The Golden State Warriors are 43-9 and just dismantled the defending NBA champion San Antonio Spurs on Friday night. They’ve been the most dominant team in the league all season, and they’ve responded positively to virtually every type of defense, tactic or strategy that the opposition has thrust upon them.
Except there’s one that hasn’t been tried, and I’d be surprised if we don’t see it soon.
Hack-a-Bogut or Hack-an-Iggy.
If I were an opposing coach, I would absolutely, positively consider implementing this strategy, but let me make it clear: I would certainly not do it routinely, and the situation of the game would obviously dictate. But make no mistake: you can make a case you must, at least, give it a try.

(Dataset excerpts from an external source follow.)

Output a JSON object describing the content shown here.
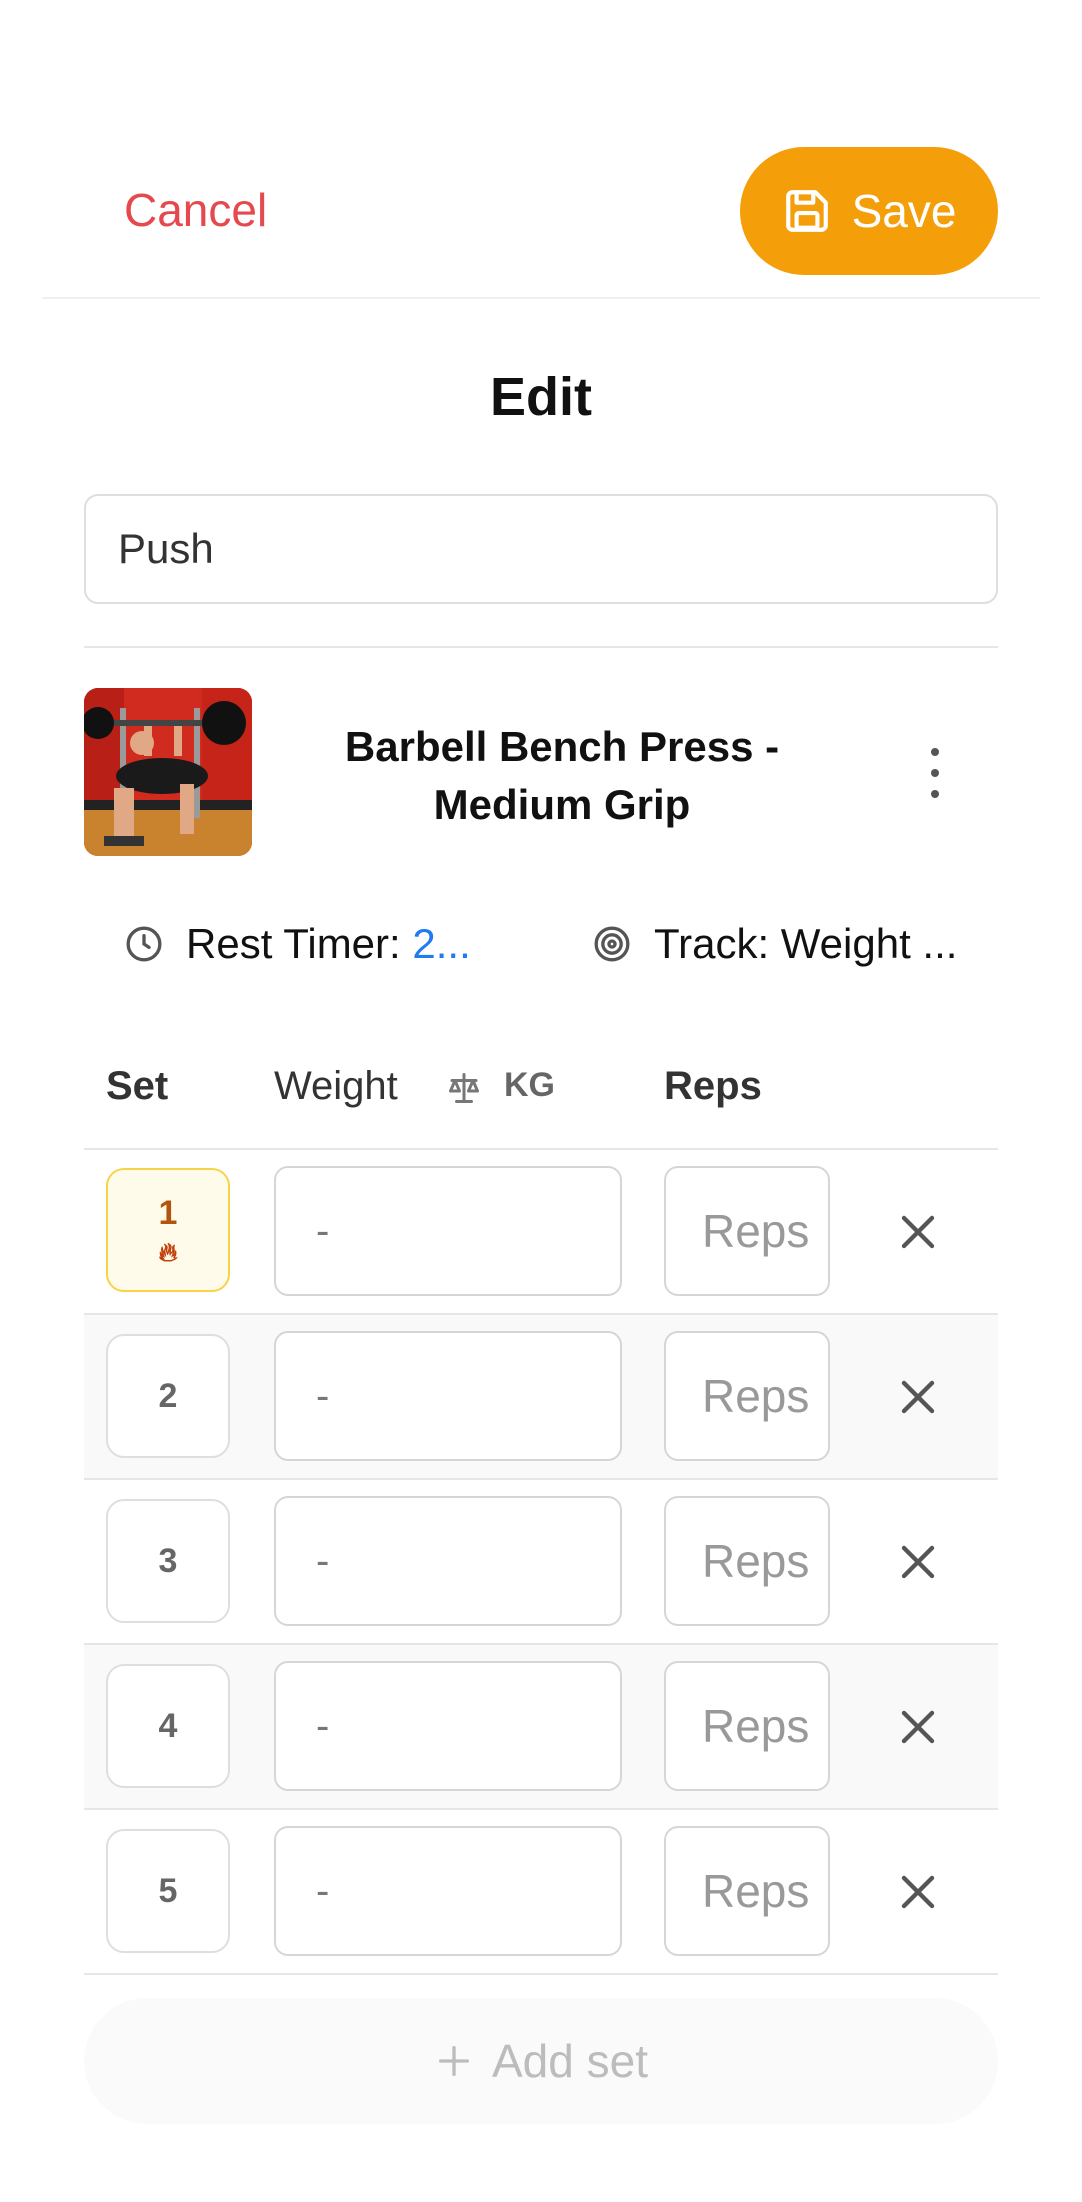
{
  "header": {
    "cancel_label": "Cancel",
    "save_label": "Save",
    "save_color": "#f49f0a",
    "cancel_color": "#e5484d"
  },
  "page": {
    "title": "Edit"
  },
  "routine": {
    "name_value": "Push"
  },
  "exercise": {
    "name": "Barbell Bench Press - Medium Grip",
    "rest_timer_label": "Rest Timer: ",
    "rest_timer_value": "2...",
    "track_label": "Track: Weight ..."
  },
  "table": {
    "col_set": "Set",
    "col_weight": "Weight",
    "weight_unit": "KG",
    "col_reps": "Reps",
    "rows": [
      {
        "set": "1",
        "weight": "-",
        "reps_placeholder": "Reps",
        "warmup": true
      },
      {
        "set": "2",
        "weight": "-",
        "reps_placeholder": "Reps",
        "warmup": false
      },
      {
        "set": "3",
        "weight": "-",
        "reps_placeholder": "Reps",
        "warmup": false
      },
      {
        "set": "4",
        "weight": "-",
        "reps_placeholder": "Reps",
        "warmup": false
      },
      {
        "set": "5",
        "weight": "-",
        "reps_placeholder": "Reps",
        "warmup": false
      }
    ]
  },
  "actions": {
    "add_set_label": "Add set"
  },
  "icons": {
    "save": "save-icon",
    "more": "more-vertical-icon",
    "clock": "clock-icon",
    "target": "target-icon",
    "scale": "scale-icon",
    "flame": "flame-icon",
    "close": "close-icon",
    "plus": "plus-icon"
  }
}
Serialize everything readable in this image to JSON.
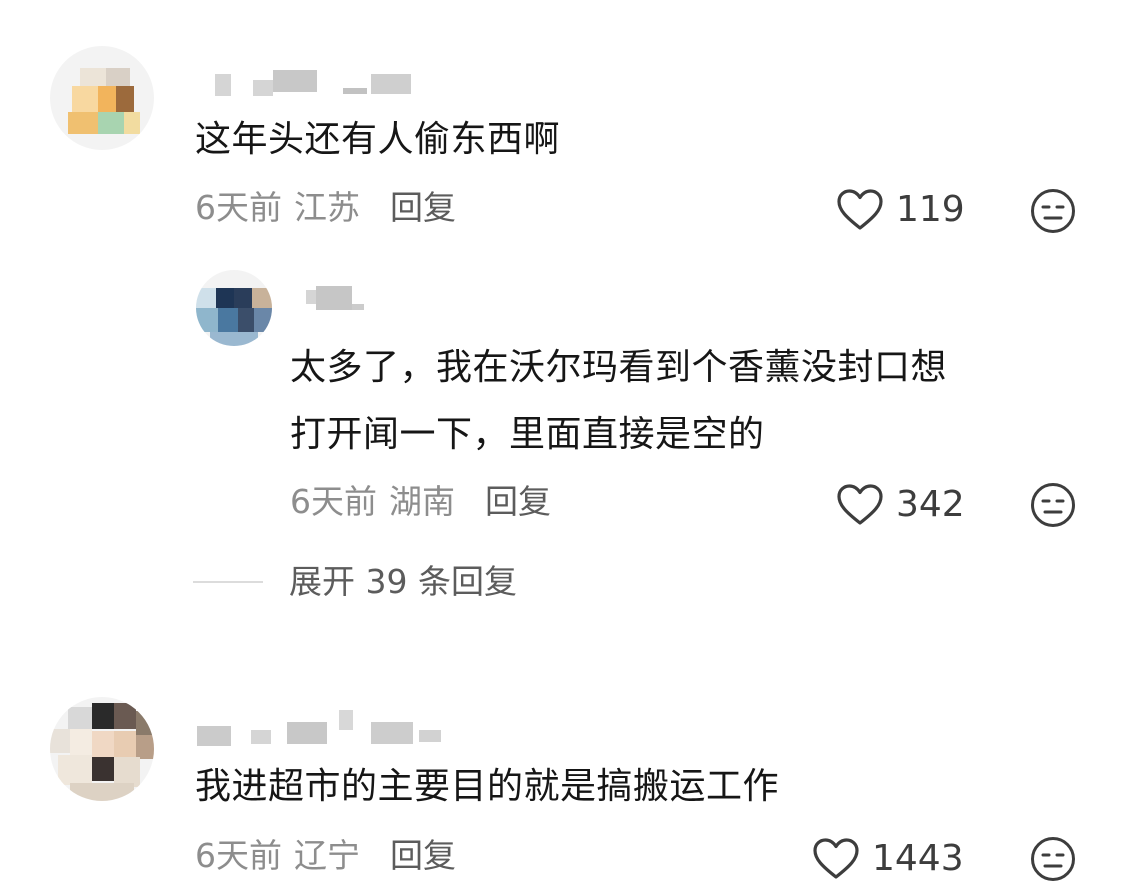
{
  "comments": [
    {
      "text": "这年头还有人偷东西啊",
      "time": "6天前",
      "location": "江苏",
      "reply_label": "回复",
      "likes": "119",
      "replies": [
        {
          "text_lines": [
            "太多了，我在沃尔玛看到个香薰没封口想",
            "打开闻一下，里面直接是空的"
          ],
          "time": "6天前",
          "location": "湖南",
          "reply_label": "回复",
          "likes": "342"
        }
      ],
      "expand_label": "展开 39 条回复"
    },
    {
      "text": "我进超市的主要目的就是搞搬运工作",
      "time": "6天前",
      "location": "辽宁",
      "reply_label": "回复",
      "likes": "1443"
    }
  ],
  "icons": {
    "like": "heart-outline-icon",
    "dislike": "neutral-face-icon"
  },
  "colors": {
    "text": "#161616",
    "meta": "#8d8d8d",
    "reply": "#5c5c5c",
    "icon": "#3d3d3d"
  }
}
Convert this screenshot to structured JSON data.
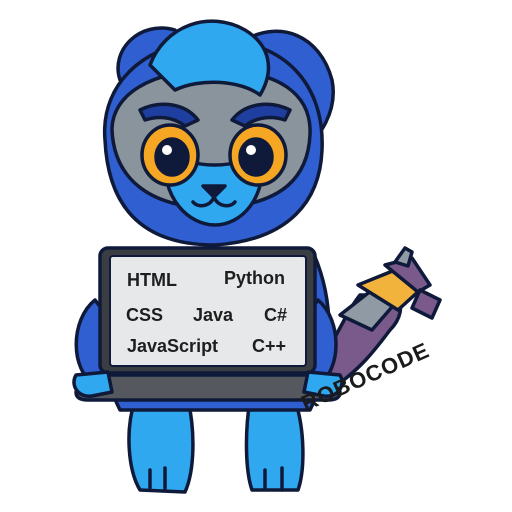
{
  "sticker": {
    "character": "blue-cat-robot",
    "laptop_screen": {
      "row1": [
        "HTML",
        "Python"
      ],
      "row2": [
        "CSS",
        "Java",
        "C#"
      ],
      "row3": [
        "JavaScript",
        "C++"
      ]
    },
    "brand": "ROBOCODE"
  },
  "colors": {
    "body_blue": "#2f5fd0",
    "light_blue": "#2fa8f0",
    "gray_mask": "#8a949c",
    "eye_yellow": "#f5a623",
    "laptop_dark": "#3a3d42",
    "screen_bg": "#e6e8ea",
    "tail_purple": "#7a5a8a",
    "tail_yellow": "#f2b33d"
  }
}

You might think neither Bogut (56 percent) nor Iguodala (53 percent) is not quite a weak enough foul shooter to do this. And maybe the numbers bear that out. But there is a bigger picture here. And it’s this:
The Golden State Warriors thrive in the open floor and when playing uptempo. It is when they are at their best and when, quite frankly, they are unbeatable. They also shoot the 3-pointer better than any team any of us have ever seen in our lifetimes, and they utilize that shot wonderfully in transition.
Too quick here and there, yes. But big deal.
If you elect to foul Bogut or Iguodala in certain situations, the one thing that is guaranteed to happen is the game will slow down. Even if both free throws are made, which they are not likely to be, you have still succeeded in assuring that the next possession will be a walk-it-up-the-court possession.
I would absolutely think about fouling Bogut or Iguodala to stop a run, wouldn’t you? Think about this … Curry comes down the floor, knocks down a 27-footer to put the Warriors up four, followed by a Klay Thompson 3-pointer to put the Warriors up seven, followed by a bad miss by your team and guess who’s out and running again?
Yes, sir, I’d wrap up Bogut or Iguodala there. Instead of Curry or Thompson getting a look at a 3 — or Harrison Barnes getting that one in the corner? Yep, I’ll take a foul there. And who knows? What if Bogut and/or Iguodala can’t make enough foul shots. What if Steve Kerr would have to substitute for them? Well, you’ve then taken either the Warriors best interior defender or best wing defender off the floor.
There also is another instance where I’d consider using the strategy and it would actually be if the Warriors were down, let’s say eight or 10 points or more and they were rallying. I’d consider using it in those situations to stop an extension of a 3-point flurry that is going to cut into the lead in a hurry.
If you can coax one miss out of one of those players from the foul line, I think it’s definitely worth it, with an alternative being Curry, in transition, with his defender back-pedaling.
Like I said, not every time and not as a rule. But absolutely, I’d start thinking about putting Bogut and Iguodala on the line more.